Foreign Policy
December 29, 2022

Proposed U.S. arms sales to NATO almost doubled this past year as Russia’s aggression….

The United States nearly doubled the number and price tag of approved arms sales to NATO allies in 2022 compared with 2021, as alliance members scramble to stock up on high-end weapons in the wake of Russia’s war in Ukraine.

In 2021, the U.S. government approved 14 possible major arms sales to NATO allies worth around $15.5 billion. In 2022, that jumped up to 24 possible major arms sales worth around $28 billion, including $1.24 billion worth of arms sales to expected future NATO member Finland, according to a Foreign Policy analysis of two years of data from the U.S. Defense Department’s Defense Security Cooperation Agency.


Some of the approved U.S. arms sales in 2022 were years in the making, such as Germany’s plan to purchase F-35 fighter jets in a deal worth around $8.4 billion. But many other major arms sales were rushed after the war broke out in Ukraine, as European countries on NATO’s eastern flank dashed to bulk up their own military capabilities in an effort to backfill the equipment they shipped to Ukraine….

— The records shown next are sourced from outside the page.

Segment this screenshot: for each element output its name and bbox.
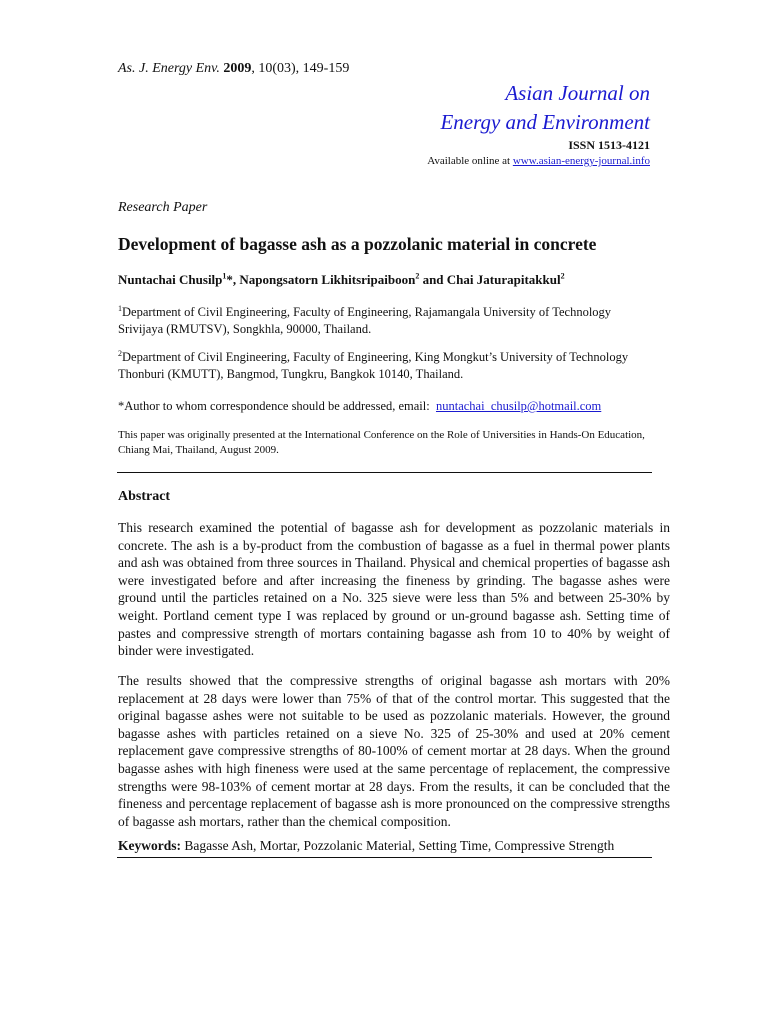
keywords-label: Keywords: [118, 838, 181, 853]
header-divider [117, 472, 652, 473]
correspondence-line [118, 398, 650, 415]
paper-type: Research Paper [118, 200, 208, 215]
availability-line [427, 155, 650, 167]
abstract-paragraph-2: The results showed that the compressive strengths of original bagasse ash mortars with 20% replacement at 28 days were lower than 75% of that of the control mortar. This suggested that the original bagasse ashes were not suitable to be used as pozzolanic materials. However, the ground bagasse ashes with particles retained on a sieve No. 325 of 25-30% and used at 20% cement replacement gave compressive strengths of 80-100% of cement mortar at 28 days. When the ground bagasse ashes with high fineness were used at the same percentage of replacement, the compressive strengths were 98-103% of cement mortar at 28 days. From the results, it can be concluded that the fineness and percentage replacement of bagasse ash is more pronounced on the compressive strengths of bagasse ash mortars, rather than the chemical composition. [118, 673, 670, 829]
issn: ISSN 1513-4121 [568, 138, 650, 152]
abstract-heading: Abstract [118, 489, 171, 504]
affiliation-2 [118, 349, 650, 383]
author-name: Napongsatorn Likhitsripaiboon [239, 272, 416, 287]
author-separator: , [232, 272, 240, 287]
paper-title: Development of bagasse ash as a pozzolanic material in concrete [118, 234, 597, 254]
correspondence-email-link[interactable]: nuntachai_chusilp@hotmail.com [435, 399, 602, 413]
corresponding-author-mark: * [226, 272, 233, 287]
author-name: Chai Jaturapitakkul [446, 272, 561, 287]
affiliation-marker: 2 [118, 348, 122, 358]
author-name: Nuntachai Chusilp [118, 272, 223, 287]
correspondence-label: *Author to whom correspondence should be addressed, email: [118, 399, 436, 413]
author-affiliation-marker: 1 [222, 271, 227, 281]
keywords-line [118, 838, 614, 854]
keywords-divider [117, 857, 652, 858]
abstract-paragraph-1: This research examined the potential of bagasse ash for development as pozzolanic materials in concrete. The ash is a by-product from the combustion of bagasse as a fuel in thermal power plants and ash was obtained from three sources in Thailand. Physical and chemical properties of bagasse ash were investigated before and after increasing the fineness by grinding. The bagasse ashes were ground until the particles retained on a No. 325 sieve were less than 5% and between 25-30% by weight. Portland cement type I was replaced by ground or un-ground bagasse ash. Setting time of pastes and compressive strength of mortars containing bagasse ash from 10 to 40% by weight of binder were investigated. [118, 520, 670, 659]
journal-header [427, 79, 650, 167]
author-affiliation-marker: 2 [560, 271, 565, 281]
citation-volume-pages: , 10(03), 149-159 [251, 61, 350, 76]
author-list [118, 272, 565, 288]
affiliation-1 [118, 304, 650, 338]
journal-abbreviation: As. J. Energy Env. [118, 61, 220, 76]
keywords-text: Bagasse Ash, Mortar, Pozzolanic Material, Setting Time, Compressive Strength [181, 838, 615, 853]
affiliation-text: Department of Civil Engineering, Faculty of Engineering, King Mongkut’s University of Technology Thonburi (KMUTT), Bangmod, Tungkru, Bangkok 10140, Thailand. [118, 350, 629, 381]
affiliation-marker: 1 [118, 303, 122, 313]
conference-note: This paper was originally presented at the International Conference on the Role of Universities in Hands-On Education, Chiang Mai, Thailand, August 2009. [118, 429, 645, 456]
citation-year: 2009 [223, 61, 252, 76]
affiliation-text: Department of Civil Engineering, Faculty of Engineering, Rajamangala University of Technology Srivijaya (RMUTSV), Songkhla, 90000, Thailand. [118, 305, 612, 336]
journal-name-line1: Asian Journal on [505, 81, 650, 105]
journal-url-link[interactable]: www.asian-energy-journal.info [512, 155, 650, 167]
journal-name-line2: Energy and Environment [440, 110, 650, 134]
available-prefix: Available online at [427, 155, 513, 167]
citation-line [118, 61, 349, 77]
author-affiliation-marker: 2 [415, 271, 420, 281]
author-separator: and [419, 272, 447, 287]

In early December, for example, the State Department cleared a possible sale of 116 M1 Abrams battle tanks to Poland, after an initial proposed plan to sell Poland 250 of such battle tanks was announced in April. The three Baltic countries on NATO’s…eastern flank – Latvia, Lithuania, and Estonia – all pursued plans to procure the types of U.S. long-range rocket and missile systems that helped Ukraine turn the tide of the war against Russia in recent months. The State Department approved a plan to sell up to six HIMARS rocket launchers to Estonia in July under its foreign military sales program, in a deal worth around $500 million. It approved a similar sale to Lithuania in November. A U.S. deal to sell HIMARS to Latvia is expected to be announced in early 2023, according to several U.S. and European officials familiar with the matter.

…Defense officials and experts say Europe’s defense industrial base is struggling to rapidly expand its capacities to keep pace with the new demand.


…Ukraine is firing some 4,000 to 7,000 rounds of artillery a day, rapidly using up munitions delivered by the West shortly after they arrive. The United States has sent some 806,000 155 mm artillery rounds to Ukraine….In November, the British government notified one of the country’s top defense industry firms to expand its production of artillery shells.


In 2014, just four NATO allies – the United States, United Kingdom, Estonia, and Greece – met the alliance’s benchmark of spending 2 percent of GDP on defense. By 2022, 10 of NATO’s 30 members are slated to spend at least 2 percent of GDP on defense. Some countries are going even further: Estonia pledged to boost its annual defense budget by 42 percent in 2023 and committed to spending 3 percent of its GDP on defense.

Finland and Sweden, which declared their intent to join NATO this year…have also announced plans to increase their defense spending. Finland already spends around 2 percent of GDP on defense, while the Swedish government has unveiled plans to increase defense spending to 2 percent of GDP by 2023. The two Nordic countries’ accession to NATO has been delayed by Turkey, but U.S. and NATO defense officials say they expect Turkey to approve their membership by next year.